Stocks rallied on Friday to close a second straight week of gains on hopes of collective action from global central banks if Sunday's election in Greece triggers market turmoil.
The news helped offset the latest round of weak U.S. economic data, which pointed to sluggish domestic growth. But traders were cautious and safe-haven U.S. bond prices also rose on Friday.
Materials <.GSPM>, energy <.GSPE> and financial <.GSPF> shares led the market's gains, with each of the three S&P 500 sector indexes up 1 percent or more.
Officials of the Group of 20 leading nations told Reuters on Thursday that central banks of major economies would take steps to stabilize markets and prevent a credit squeeze, if necessary.
The news spurred sharp gains late in Thursday's session. Later reports of the European Central Bank hinting at an interest-rate cut and Britain's pledge to flood banks with cash sparked further bullishness.
"It pokes a hole in the balloon of bad news after more bad news," said Richard Sichel, chief investment officer of Philadelphia Trust Co.
"None of the (U.S.) economic data we saw today were impressive. The gains seem to be based more on hope and less on the economic reports."

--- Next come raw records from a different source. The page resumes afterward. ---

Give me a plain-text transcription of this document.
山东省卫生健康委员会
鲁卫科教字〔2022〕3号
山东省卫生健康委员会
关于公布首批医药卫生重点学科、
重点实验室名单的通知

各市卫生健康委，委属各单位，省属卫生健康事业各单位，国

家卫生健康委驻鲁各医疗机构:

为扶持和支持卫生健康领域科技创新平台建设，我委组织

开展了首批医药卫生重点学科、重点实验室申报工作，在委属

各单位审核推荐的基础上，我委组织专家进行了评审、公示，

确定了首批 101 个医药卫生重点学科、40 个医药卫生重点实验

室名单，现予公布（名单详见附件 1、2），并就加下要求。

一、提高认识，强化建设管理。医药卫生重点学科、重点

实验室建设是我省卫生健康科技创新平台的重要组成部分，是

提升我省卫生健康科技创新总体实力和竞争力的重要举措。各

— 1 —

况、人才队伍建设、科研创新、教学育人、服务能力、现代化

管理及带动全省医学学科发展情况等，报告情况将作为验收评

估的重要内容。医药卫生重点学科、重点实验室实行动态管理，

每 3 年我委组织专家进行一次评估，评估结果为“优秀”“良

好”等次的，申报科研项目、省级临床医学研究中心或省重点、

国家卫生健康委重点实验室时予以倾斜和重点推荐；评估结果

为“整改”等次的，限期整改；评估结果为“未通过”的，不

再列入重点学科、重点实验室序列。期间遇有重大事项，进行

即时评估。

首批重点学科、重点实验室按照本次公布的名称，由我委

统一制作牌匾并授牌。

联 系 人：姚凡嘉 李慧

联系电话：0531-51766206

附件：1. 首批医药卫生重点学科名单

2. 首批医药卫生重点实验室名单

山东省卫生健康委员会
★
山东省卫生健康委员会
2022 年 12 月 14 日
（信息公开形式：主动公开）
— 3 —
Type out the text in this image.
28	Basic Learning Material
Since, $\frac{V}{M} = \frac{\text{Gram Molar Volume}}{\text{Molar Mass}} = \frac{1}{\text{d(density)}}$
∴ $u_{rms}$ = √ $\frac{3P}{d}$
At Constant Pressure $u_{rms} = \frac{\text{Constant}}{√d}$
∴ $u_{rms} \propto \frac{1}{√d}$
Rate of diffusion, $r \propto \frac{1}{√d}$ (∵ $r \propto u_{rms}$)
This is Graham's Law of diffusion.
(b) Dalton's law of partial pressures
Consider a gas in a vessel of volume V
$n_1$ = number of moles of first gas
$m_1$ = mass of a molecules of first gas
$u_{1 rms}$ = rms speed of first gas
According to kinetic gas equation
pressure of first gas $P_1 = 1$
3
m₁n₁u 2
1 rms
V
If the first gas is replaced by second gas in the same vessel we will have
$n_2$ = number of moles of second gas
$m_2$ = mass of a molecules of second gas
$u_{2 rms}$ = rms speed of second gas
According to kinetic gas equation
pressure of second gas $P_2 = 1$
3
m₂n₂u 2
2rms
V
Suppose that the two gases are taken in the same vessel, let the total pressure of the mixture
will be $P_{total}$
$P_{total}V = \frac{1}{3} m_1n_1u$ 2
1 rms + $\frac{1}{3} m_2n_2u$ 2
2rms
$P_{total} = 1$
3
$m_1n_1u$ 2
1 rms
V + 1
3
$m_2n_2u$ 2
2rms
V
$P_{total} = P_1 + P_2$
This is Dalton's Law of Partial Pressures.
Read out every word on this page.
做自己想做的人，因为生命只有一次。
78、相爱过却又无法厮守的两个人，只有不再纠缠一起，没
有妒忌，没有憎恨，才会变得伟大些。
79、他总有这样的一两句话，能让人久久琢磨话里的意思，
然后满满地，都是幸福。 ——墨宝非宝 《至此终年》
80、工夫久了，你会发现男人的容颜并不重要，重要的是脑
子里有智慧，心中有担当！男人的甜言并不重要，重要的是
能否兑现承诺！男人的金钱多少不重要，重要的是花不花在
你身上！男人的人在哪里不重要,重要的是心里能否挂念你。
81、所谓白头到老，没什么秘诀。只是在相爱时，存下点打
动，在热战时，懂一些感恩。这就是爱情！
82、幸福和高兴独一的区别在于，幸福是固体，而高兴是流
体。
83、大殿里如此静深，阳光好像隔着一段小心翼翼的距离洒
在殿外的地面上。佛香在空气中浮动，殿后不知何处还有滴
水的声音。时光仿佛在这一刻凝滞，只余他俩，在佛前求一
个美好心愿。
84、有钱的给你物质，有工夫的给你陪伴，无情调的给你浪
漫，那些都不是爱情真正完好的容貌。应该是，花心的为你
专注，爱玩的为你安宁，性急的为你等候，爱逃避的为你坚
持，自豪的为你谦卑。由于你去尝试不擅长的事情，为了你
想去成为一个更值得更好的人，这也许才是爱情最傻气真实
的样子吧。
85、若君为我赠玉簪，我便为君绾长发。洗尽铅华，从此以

For the week, the Dow industrials gained 1.7 percent, the S&P 500 added 1.3 percent and the Nasdaq rose 0.5 percent.
Despite the stock market's gains, the safe-haven U.S. Treasury 10-year note shot up 18/32 in price, with the yield at 1.579 percent.
On Friday, the Dow Jones industrial average gained 115.26 points, or 0.91 percent, to 12,767.17 at the close. The Standard & Poor's 500 Index added 13.74 points, or 1.03 percent, to 1,342.84. The Nasdaq Composite rose 36.47 points, or 1.29 percent, to end at 2,872.80.
Spain's banking system remains an issue weighing on markets and the country's 10-year bond yield, at 6.92 percent, was still too close to the 7 percent mark at which other highly indebted euro-zone nations were forced to seek bailouts.
Some investors fear the Sunday elections in Greece may set the nation on the path to an exit from the euro zone. That possibility created volatility this week.
A gauge of manufacturing in New York state fell sharply in June, though it still showed growth, while an early June reading on consumer sentiment slipped to a six-month low on worries about the U.S. job market and Europe's debt crisis. The consumer sentiment reading was below consensus forecasts.
Recent economic indicators, including Thursday's unexpected rise in jobless claims, have pointed to sluggish growth in the U.S. economy. However, U.S. equities have largely tracked European developments in recent months, and shrugged off weak domestic data on occasion.
The lackluster U.S. data, alongside the possible turmoil following the Greek elections, could increase the chance that the Federal Reserve will signal more stimulus to counter slowing growth when it releases its policy statement next Wednesday at the close of a two-day meeting.
More than two issues rose for every one that fell on both the New York Stock Exchange and Nasdaq.
About 7.5 billion shares changed hands on the NYSE, the Nasdaq and Amex, compared with the daily average of 6.84 billion so far this year.